Ungefähr fünfzigtausend Menschen folgten am 19. April 1980 seinem Sarg durch die Pariser Straßen. Kein anderer Schriftsteller, schon gar kein anderer Philosoph hat im 20. Jahrhundert ein solches Gefolge hinter sich vereinen können wie Jean-Paul Sartre, weder als Lebender noch als Toter. Einer derjenigen, die damals im Trauerzug dabei waren, hieß Bernard-Henri Lévy. Der gehörte neben André Glucksmann und anderen zu den sogenannten "Neuen Philosophen", die einige Jahre vorher begonnen hatten, die Meisterdenker des neunzehnten und zwanzigsten Jahrhunderts zu kritisieren, zu denen aus ihrer Perspektive auch und gerade Sartre gehörte. Die retrospektiv aufgearbeiteten Gedanken, die ihn im Trauerzug bewegten, sind nicht ohne Pathos.

Jochen Schimmang | 24.11.2002
    Würde es andere Sartre geben - oder war er der einzige seiner Art, ein Einzelexemplar, oder vielleicht das letzte einer nun mit ihm ausgestorbenen Gattung? Weshalb war ich selbst hier? Wie kam es, dass auch ich das Bedürfnis empfand, diesem Mann die letzte Ehre zu erweisen, von dem ich mir weder sicher war, ihn geliebt zu haben, noch umgekehrt, ihn nicht geliebt zu haben? (...) War er ein großer Schriftsteller? Ein Schmelztiegel für Gefühle und Verstandeskräfte? Eine Zuflucht für die Zeitgenossen? Ein Kompass? Und nahmen wir, als er verschwand und wir ihm ein letztes Lebewohl sagten, zugleich Abschied von einer Epoche?
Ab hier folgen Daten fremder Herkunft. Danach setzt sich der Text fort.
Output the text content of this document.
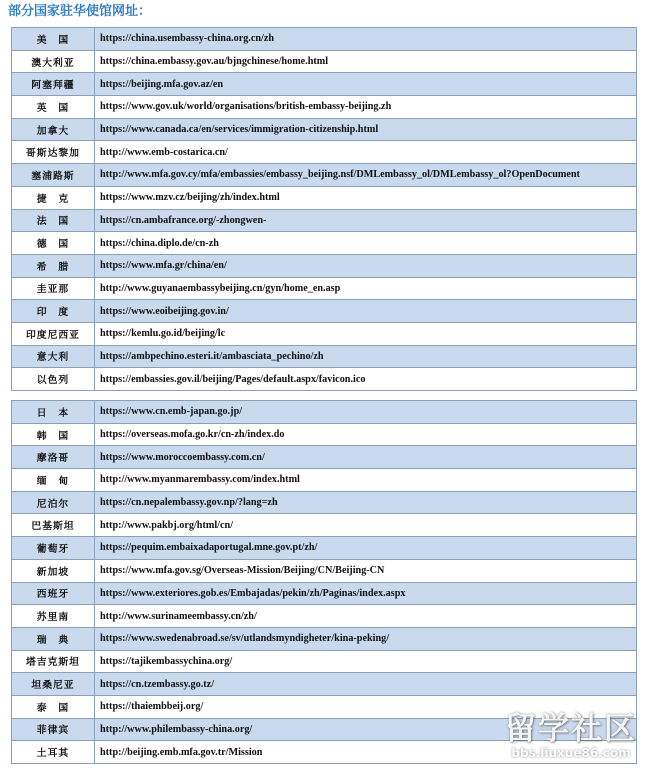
部分国家驻华使馆网址：
美　国	https://china.usembassy-china.org.cn/zh
澳大利亚	https://china.embassy.gov.au/bjngchinese/home.html
阿塞拜疆	https://beijing.mfa.gov.az/en
英　国	https://www.gov.uk/world/organisations/british-embassy-beijing.zh
加拿大	https://www.canada.ca/en/services/immigration-citizenship.html
哥斯达黎加	http://www.emb-costarica.cn/
塞浦路斯	http://www.mfa.gov.cy/mfa/embassies/embassy_beijing.nsf/DMLembassy_ol/DMLembassy_ol?OpenDocument
捷　克	https://www.mzv.cz/beijing/zh/index.html
法　国	https://cn.ambafrance.org/-zhongwen-
德　国	https://china.diplo.de/cn-zh
希　腊	https://www.mfa.gr/china/en/
圭亚那	http://www.guyanaembassybeijing.cn/gyn/home_en.asp
印　度	https://www.eoibeijing.gov.in/
印度尼西亚	https://kemlu.go.id/beijing/lc
意大利	https://ambpechino.esteri.it/ambasciata_pechino/zh
以色列	https://embassies.gov.il/beijing/Pages/default.aspx/favicon.ico
日　本	https://www.cn.emb-japan.go.jp/
韩　国	https://overseas.mofa.go.kr/cn-zh/index.do
摩洛哥	https://www.moroccoembassy.com.cn/
缅　甸	http://www.myanmarembassy.com/index.html
尼泊尔	https://cn.nepalembassy.gov.np/?lang=zh
巴基斯坦	http://www.pakbj.org/html/cn/
葡萄牙	https://pequim.embaixadaportugal.mne.gov.pt/zh/
新加坡	https://www.mfa.gov.sg/Overseas-Mission/Beijing/CN/Beijing-CN
西班牙	https://www.exteriores.gob.es/Embajadas/pekin/zh/Paginas/index.aspx
苏里南	http://www.surinameembassy.cn/zh/
瑞　典	https://www.swedenabroad.se/sv/utlandsmyndigheter/kina-peking/
塔吉克斯坦	https://tajikembassychina.org/
坦桑尼亚	https://cn.tzembassy.go.tz/
泰　国	https://thaiembbeij.org/
菲律宾	http://www.philembassy-china.org/
土耳其	http://beijing.emb.mfa.gov.tr/Mission
留学社区
bbs.liuxue86.com
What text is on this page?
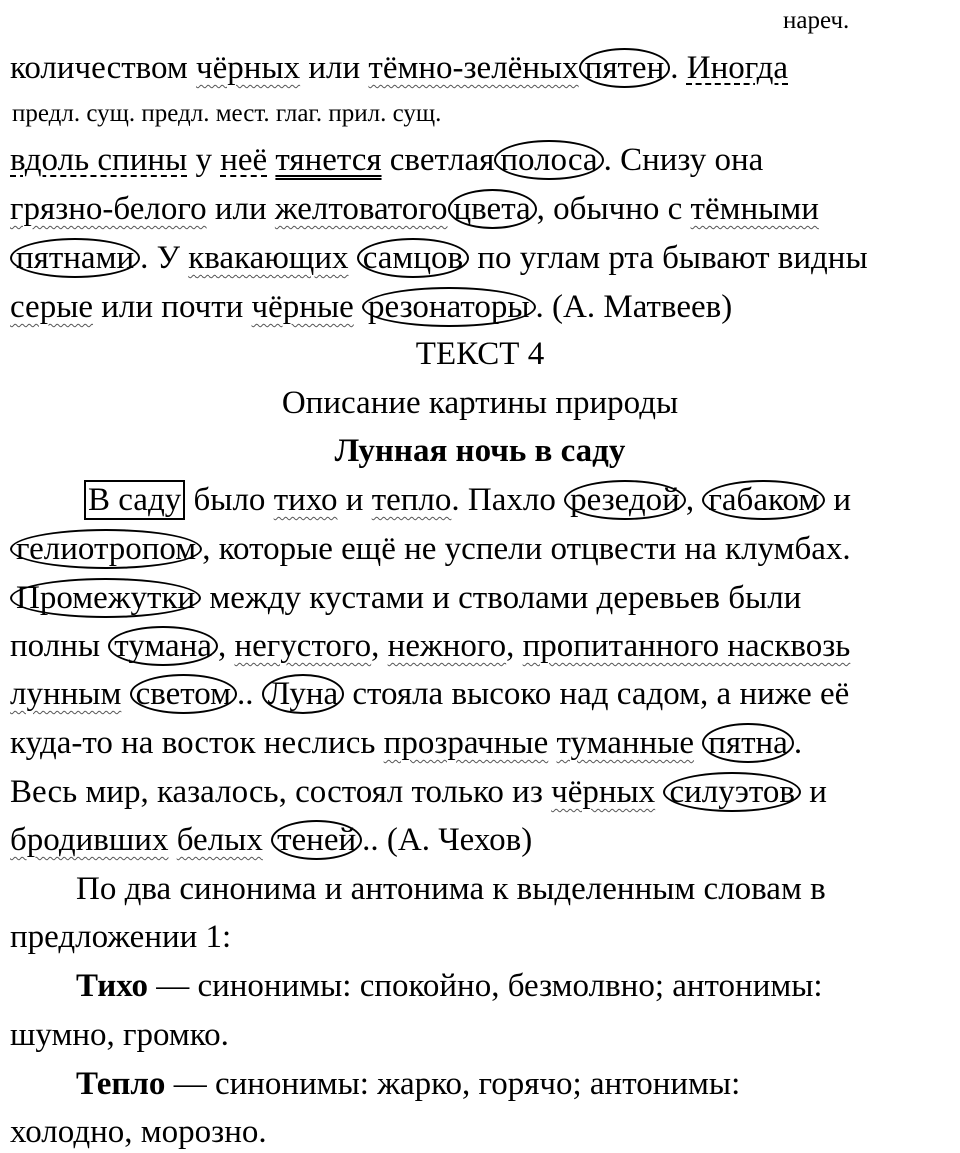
нареч.
количеством чёрных или тёмно-зелёных пятен . Иногда
предл. сущ. предл. мест. глаг. прил. сущ.
вдоль спины у неё тянется светлая полоса . Снизу она
грязно-белого или желтоватого цвета , обычно с тёмными
пятнами . У квакающих самцов по углам рта бывают видны
серые или почти чёрные резонаторы . (А. Матвеев)
ТЕКСТ 4
Описание картины природы
Лунная ночь в саду
В саду было тихо и тепло. Пахло резедой , габаком и
гелиотропом , которые ещё не успели отцвести на клумбах.
Промежутки между кустами и стволами деревьев были
полны тумана , негустого, нежного, пропитанного насквозь
лунным светом .. Луна стояла высоко над садом, а ниже её
куда-то на восток неслись прозрачные туманные пятна .
Весь мир, казалось, состоял только из чёрных силуэтов и
бродивших белых теней .. (А. Чехов)
По два синонима и антонима к выделенным словам в
предложении 1:
Тихо — синонимы: спокойно, безмолвно; антонимы:
шумно, громко.
Тепло — синонимы: жарко, горячо; антонимы:
холодно, морозно.
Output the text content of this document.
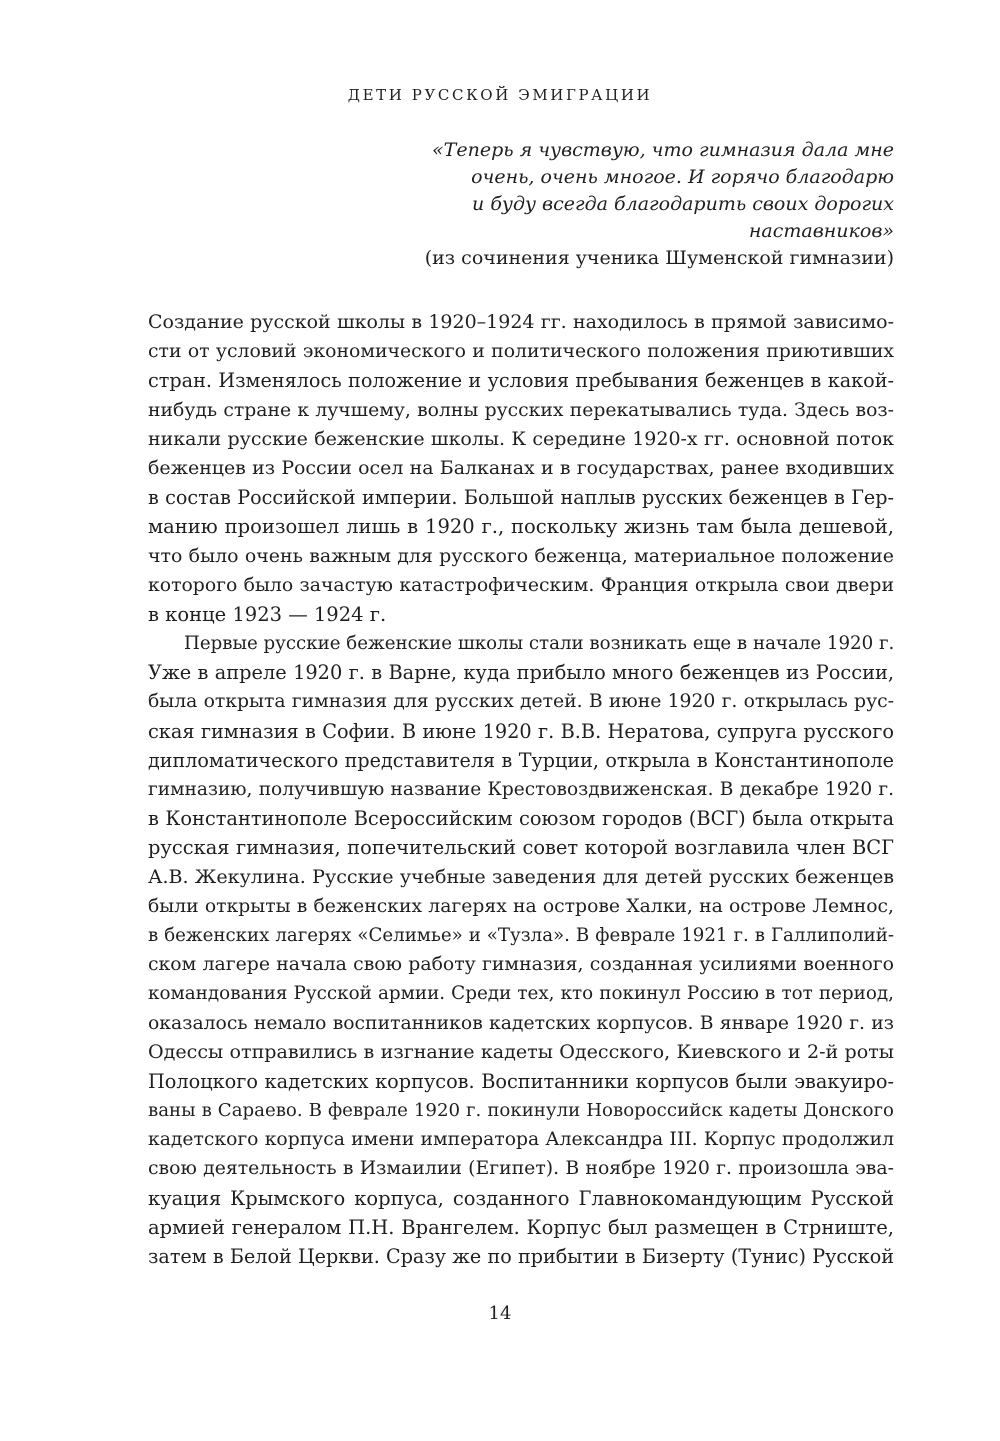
ДЕТИ РУССКОЙ ЭМИГРАЦИИ
«Теперь я чувствую, что гимназия дала мне
очень, очень многое. И горячо благодарю
и буду всегда благодарить своих дорогих
наставников»
(из сочинения ученика Шуменской гимназии)
Создание русской школы в 1920–1924 гг. находилось в прямой зависимо-
сти от условий экономического и политического положения приютивших
стран. Изменялось положение и условия пребывания беженцев в какой-
нибудь стране к лучшему, волны русских перекатывались туда. Здесь воз-
никали русские беженские школы. К середине 1920-х гг. основной поток
беженцев из России осел на Балканах и в государствах, ранее входивших
в состав Российской империи. Большой наплыв русских беженцев в Гер-
манию произошел лишь в 1920 г., поскольку жизнь там была дешевой,
что было очень важным для русского беженца, материальное положение
которого было зачастую катастрофическим. Франция открыла свои двери
в конце 1923 — 1924 г.
Первые русские беженские школы стали возникать еще в начале 1920 г.
Уже в апреле 1920 г. в Варне, куда прибыло много беженцев из России,
была открыта гимназия для русских детей. В июне 1920 г. открылась рус-
ская гимназия в Софии. В июне 1920 г. В.В. Нератова, супруга русского
дипломатического представителя в Турции, открыла в Константинополе
гимназию, получившую название Крестовоздвиженская. В декабре 1920 г.
в Константинополе Всероссийским союзом городов (ВСГ) была открыта
русская гимназия, попечительский совет которой возглавила член ВСГ
А.В. Жекулина. Русские учебные заведения для детей русских беженцев
были открыты в беженских лагерях на острове Халки, на острове Лемнос,
в беженских лагерях «Селимье» и «Тузла». В феврале 1921 г. в Галлиполий-
ском лагере начала свою работу гимназия, созданная усилиями военного
командования Русской армии. Среди тех, кто покинул Россию в тот период,
оказалось немало воспитанников кадетских корпусов. В январе 1920 г. из
Одессы отправились в изгнание кадеты Одесского, Киевского и 2-й роты
Полоцкого кадетских корпусов. Воспитанники корпусов были эвакуиро-
ваны в Сараево. В феврале 1920 г. покинули Новороссийск кадеты Донского
кадетского корпуса имени императора Александра III. Корпус продолжил
свою деятельность в Измаилии (Египет). В ноябре 1920 г. произошла эва-
куация Крымского корпуса, созданного Главнокомандующим Русской
армией генералом П.Н. Врангелем. Корпус был размещен в Стрниште,
затем в Белой Церкви. Сразу же по прибытии в Бизерту (Тунис) Русской
14
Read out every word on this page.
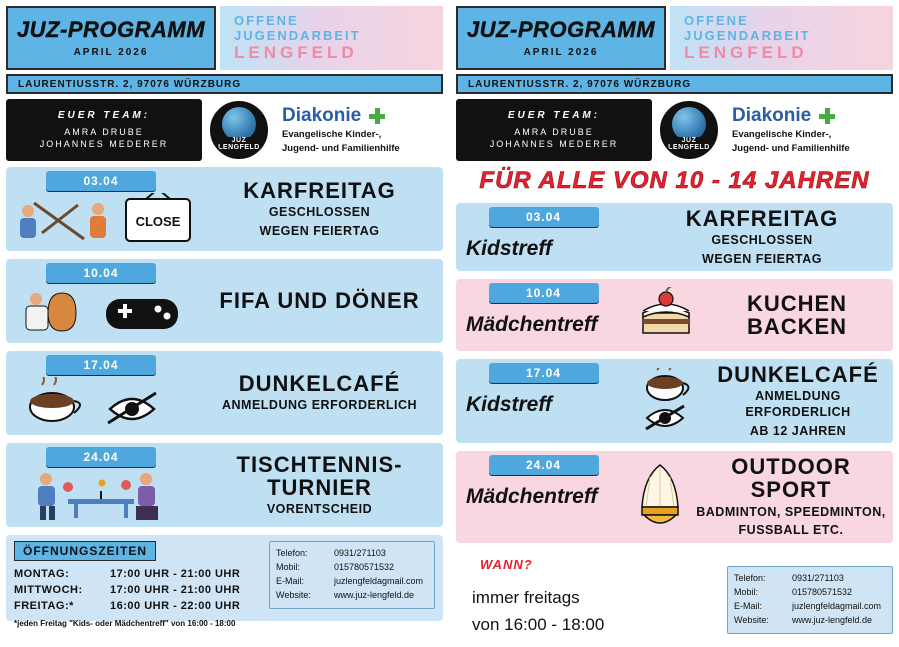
JUZ-PROGRAMM
APRIL 2026
OFFENE
JUGENDARBEIT
LENGFELD
LAURENTIUSSTR. 2, 97076 WÜRZBURG
EUER TEAM:
AMRA DRUBE
JOHANNES MEDERER	JUZ LENGFELD
Diakonie
Evangelische Kinder-,
Jugend- und Familienhilfe
03.04
CLOSE
KARFREITAG
GESCHLOSSEN
WEGEN FEIERTAG
10.04
FIFA UND DÖNER
17.04
DUNKELCAFÉ
ANMELDUNG ERFORDERLICH
24.04	TISCHTENNIS-
TURNIER
VORENTSCHEID
ÖFFNUNGSZEITEN
MONTAG:	17:00 UHR - 21:00 UHR
MITTWOCH: 17:00 UHR - 21:00 UHR
FREITAG:*	16:00 UHR - 22:00 UHR
*jeden Freitag "Kids- oder Mädchentreff" von 16:00 - 18:00
Telefon:	0931/271103
Mobil:	015780571532
E-Mail:	juzlengfeldagmail.com
Website:	www.juz-lengfeld.de
JUZ-PROGRAMM
APRIL 2026
OFFENE
JUGENDARBEIT
LENGFELD
LAURENTIUSSTR. 2, 97076 WÜRZBURG
EUER TEAM:
AMRA DRUBE
JOHANNES MEDERER	JUZ LENGFELD
Diakonie
Evangelische Kinder-,
Jugend- und Familienhilfe
FÜR ALLE VON 10 - 14 JAHREN
03.04
Kidstreff
KARFREITAG
GESCHLOSSEN
WEGEN FEIERTAG
10.04
Mädchentreff
KUCHEN BACKEN
17.04
Kidstreff
DUNKELCAFÉ
ANMELDUNG ERFORDERLICH
AB 12 JAHREN
24.04
Mädchentreff
OUTDOOR SPORT
BADMINTON, SPEEDMINTON,
FUSSBALL ETC.
WANN?
immer freitags
von 16:00 - 18:00
Telefon:	0931/271103
Mobil:	015780571532
E-Mail:	juzlengfeldagmail.com
Website:	www.juz-lengfeld.de
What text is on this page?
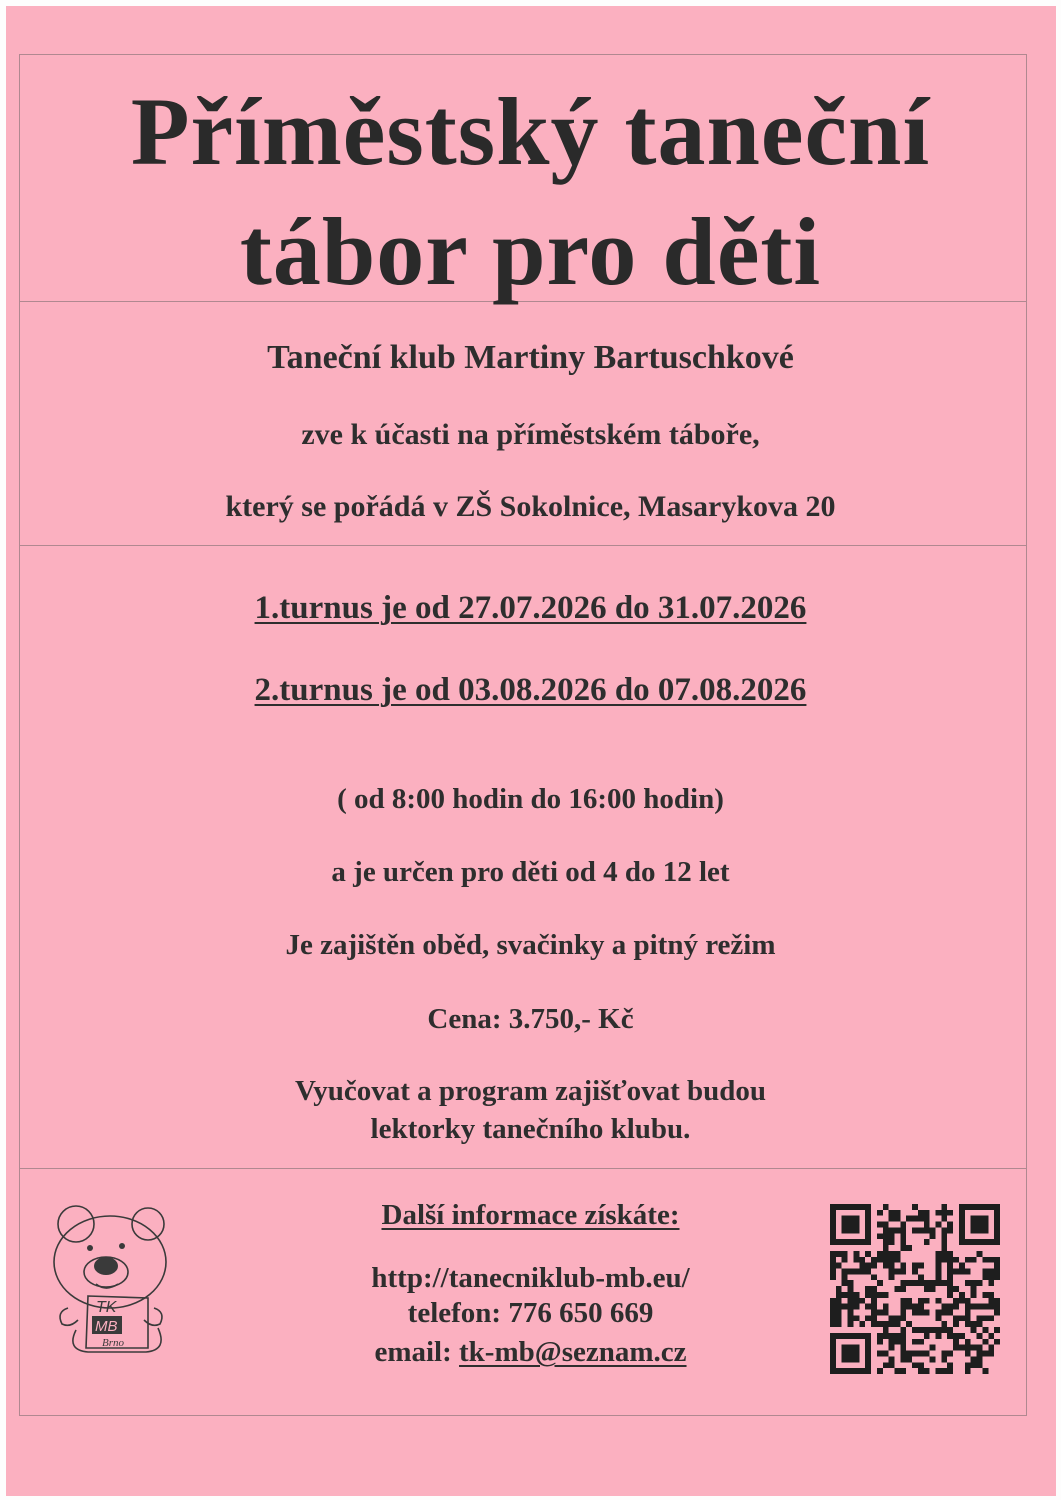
Příměstský taneční
tábor pro děti
Taneční klub Martiny Bartuschkové
zve k účasti na příměstském táboře,
který se pořádá v ZŠ Sokolnice, Masarykova 20
1.turnus je od 27.07.2026 do 31.07.2026
2.turnus je od 03.08.2026 do 07.08.2026
( od 8:00 hodin do 16:00 hodin)
a je určen pro děti od 4 do 12 let
Je zajištěn oběd, svačinky a pitný režim
Cena: 3.750,- Kč
Vyučovat a program zajišťovat budou
lektorky tanečního klubu.
Další informace získáte:
http://tanecniklub-mb.eu/
telefon: 776 650 669
email: tk-mb@seznam.cz
TK
MB
Brno
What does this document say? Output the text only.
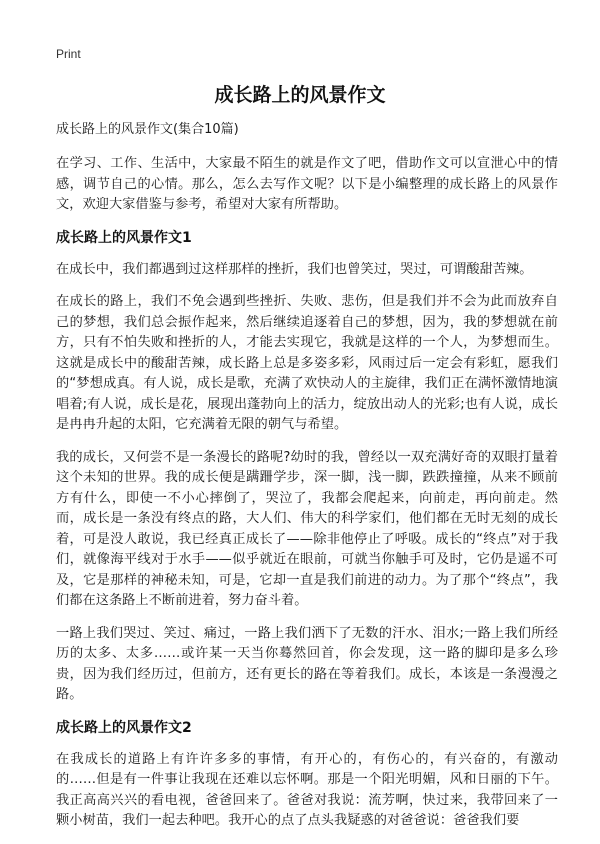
Print
成长路上的风景作文
成长路上的风景作文(集合10篇)

在学习、工作、生活中，大家最不陌生的就是作文了吧，借助作文可以宣泄心中的情感，调节自己的心情。那么，怎么去写作文呢？以下是小编整理的成长路上的风景作文，欢迎大家借鉴与参考，希望对大家有所帮助。

成长路上的风景作文1

在成长中，我们都遇到过这样那样的挫折，我们也曾笑过，哭过，可谓酸甜苦辣。

在成长的路上，我们不免会遇到些挫折、失败、悲伤，但是我们并不会为此而放弃自己的梦想，我们总会振作起来，然后继续追逐着自己的梦想，因为，我的梦想就在前方，只有不怕失败和挫折的人，才能去实现它，我就是这样的一个人，为梦想而生。这就是成长中的酸甜苦辣，成长路上总是多姿多彩，风雨过后一定会有彩虹，愿我们的“梦想成真。有人说，成长是歌，充满了欢快动人的主旋律，我们正在满怀激情地演唱着;有人说，成长是花，展现出蓬勃向上的活力，绽放出动人的光彩;也有人说，成长是冉冉升起的太阳，它充满着无限的朝气与希望。

我的成长，又何尝不是一条漫长的路呢?幼时的我，曾经以一双充满好奇的双眼打量着这个未知的世界。我的成长便是蹒跚学步，深一脚，浅一脚，跌跌撞撞，从来不顾前方有什么，即使一不小心摔倒了，哭泣了，我都会爬起来，向前走，再向前走。然而，成长是一条没有终点的路，大人们、伟大的科学家们，他们都在无时无刻的成长着，可是没人敢说，我已经真正成长了——除非他停止了呼吸。成长的“终点”对于我们，就像海平线对于水手——似乎就近在眼前，可就当你触手可及时，它仍是遥不可及，它是那样的神秘未知，可是，它却一直是我们前进的动力。为了那个“终点”，我们都在这条路上不断前进着，努力奋斗着。

一路上我们哭过、笑过、痛过，一路上我们洒下了无数的汗水、泪水;一路上我们所经历的太多、太多……或许某一天当你蓦然回首，你会发现，这一路的脚印是多么珍贵，因为我们经历过，但前方，还有更长的路在等着我们。成长，本该是一条漫漫之路。

成长路上的风景作文2

在我成长的道路上有许许多多的事情，有开心的，有伤心的，有兴奋的，有激动的……但是有一件事让我现在还难以忘怀啊。那是一个阳光明媚，风和日丽的下午。我正高高兴兴的看电视，爸爸回来了。爸爸对我说：流芳啊，快过来，我带回来了一颗小树苗，我们一起去种吧。我开心的点了点头我疑惑的对爸爸说：爸爸我们要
    So sieht es zunächst aus. Der Marxismus und überhaupt die Idee der Revolution, die in der zweiten Lebenshälfte auf Sartres Denken eine so große Anziehungskraft ausgeübt hatten, wurde in den Folgejahren zunehmend diskreditiert und fiel im Jahr 1989 einfach in sich zusammen. Sartre schien jetzt ein toter Hund zu sein, der Denker einer vergangenen Epoche, einer Epoche der falschen Leidenschaften und der Irrtümer, schon in seinen letzten Lebensjahrzehnten vom Denken des Strukturalismus verdrängt. Lévi-Strauss, Foucault, Althusser - alle schienen auf ihre Art nachgewiesen zu haben, wie veraltet, wie simplifizierend, wie subjektivistisch und bewusstseinsphilosophisch verengt das Sartresche Denken war. Bernard-Henri Lévys neue Biographie trägt dagegen den Untertitel "Der Philosoph des 20. Jahrhunderts", und der zentrale, nämlich mittlere ihrer drei Teile heißt "Gerechtigkeit für Jean-Paul Sartre". Die ist schon allein deshalb erforderlich, weil Sartre vermutlich der erste Denker war, dessen Diskurs populär und global sein wollte und es auch war, selbst da, wo sich das nur in der sogenannten Existenzialistenmode der späten vierziger und der fünfziger Jahre ausdrückte.

    Um es vorweg zu sagen: Es ist eine überaus gründlich gearbeitete und recherchierte Biographie, die sich dem Werk widmet und das Leben meist nur berührt, wo es exemplarisch für Sartres Denken ist. Eine Biographie, die der Gefahr der Eitelkeit souverän entkommt, obwohl Lévy, heute selber einer der führenden französischen Intellektuellen, selbstverständlich hier und da von sich selber spricht. Eine Biographie schließlich, die an Perspektiven aufs Sartresche Werk und darüber hinaus auf das Denken des 20. Jahrhunderts so reich ist, dass hier nur stelltvertretend die wichtigsten davon näher untersucht werden können.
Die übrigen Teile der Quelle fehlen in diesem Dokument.